Anyone that has had the occasional struggle to get their optics to line up properly will no doubt sympathise with the NASA engineers that are currently trying to precisely move 18 separate mirrors into alignment at a distance of 1.5 million kilometres.

The James Webb Space Telescope, Webb, has completed its mammoth journey to the L2 point way out beyond the Moon’s orbit and is now in the process of making sure its mirrors are perfectly aligned. Of all the hundreds of individual things that could have gone wrong since it was blasted up and out of Earth’s gravity well on Christmas Day, precisely none have. And so, six weeks after launch, we have the first indication that it can see.

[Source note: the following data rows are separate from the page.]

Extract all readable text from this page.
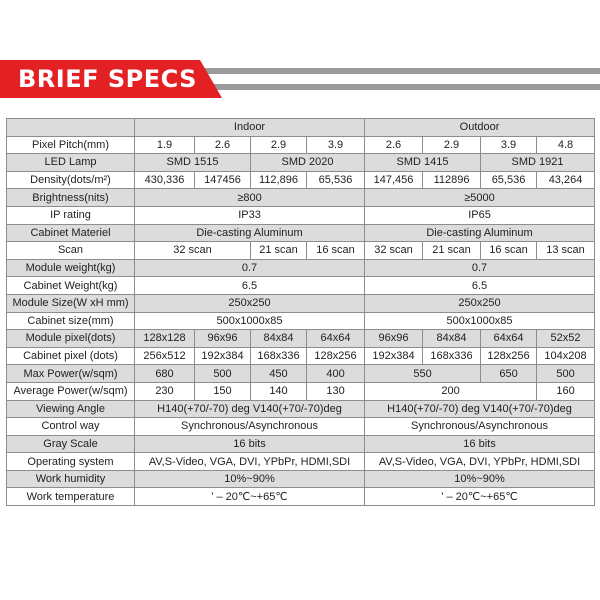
BRIEF SPECS
	Indoor				Outdoor			
Pixel Pitch(mm)	1.9	2.6	2.9	3.9	2.6	2.9	3.9	4.8
LED Lamp	SMD 1515		SMD 2020		SMD 1415		SMD 1921	
Density(dots/m²)	430,336	147456	112,896	65,536	147,456	112896	65,536	43,264
Brightness(nits)	≥800				≥5000			
IP rating	IP33				IP65			
Cabinet Materiel	Die-casting Aluminum				Die-casting Aluminum			
Scan	32 scan		21 scan	16 scan	32 scan	21 scan	16 scan	13 scan
Module weight(kg)	0.7				0.7			
Cabinet Weight(kg)	6.5				6.5			
Module Size(W xH mm)	250x250				250x250			
Cabinet size(mm)	500x1000x85				500x1000x85			
Module pixel(dots)	128x128	96x96	84x84	64x64	96x96	84x84	64x64	52x52
Cabinet pixel (dots)	256x512	192x384	168x336	128x256	192x384	168x336	128x256	104x208
Max Power(w/sqm)	680	500	450	400	550		650	500
Average Power(w/sqm)	230	150	140	130	200			160
Viewing Angle	H140(+70/-70) deg V140(+70/-70)deg				H140(+70/-70) deg V140(+70/-70)deg			
Control way	Synchronous/Asynchronous				Synchronous/Asynchronous			
Gray Scale	16 bits				16 bits			
Operating system	AV,S-Video, VGA, DVI, YPbPr, HDMI,SDI				AV,S-Video, VGA, DVI, YPbPr, HDMI,SDI			
Work humidity	10%~90%				10%~90%			
Work temperature	' – 20℃~+65℃				' – 20℃~+65℃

Okay, the photos aren’t much to be honest: a selfie of the mirror array itself to help with the alignment process and a mosaic of 18 images of a single star, HD 84406 in the constellation Ursa Major — chosen because its easy to identify and not crowded by other celestial objects — but they are another indication that Webb is up, running, and performing just as it should.

webb selfie

This selfie of the mirror array is used for alignment and indicates that currently only one of the 18 segments is receiving light from the target star.  Pic: NASA

According to a NASA blog, the image capturing process took 25 hours all in all, during which Webb was repointed to 156 different positions around the predicted location of the star and generated 1,560 images using the Near Infrared Camera’s 10 detectors, all in all amounting to a massive to 54GB of raw data. As a good indication of future successes, the observatory was able to locate the target star in each of its mirror segments within the first six hours and 16 exposures. 

The images were then stitched together to produce a single, large mosaic that captures the signature of each primary mirror segment in one frame. These will help with the precise nanometer alignments now required to get the mirror array to focus on a single object.

It’s worth pointing out that the image with this article is only a center portion of that larger mosaic, which is a huge image by any standards with over 2 billion pixels.

The complete process of alignment is expected to take about three months, during which Webb’s three other instruments will arrive at their intended cryogenic operating temperatures — some are currently only as low as -145℃ — and begin capturing data and creating images of exoplanets, stars and distant galaxies. The first scientific images are expected to be delivered to the world in the summer and that’s when the fun really starts.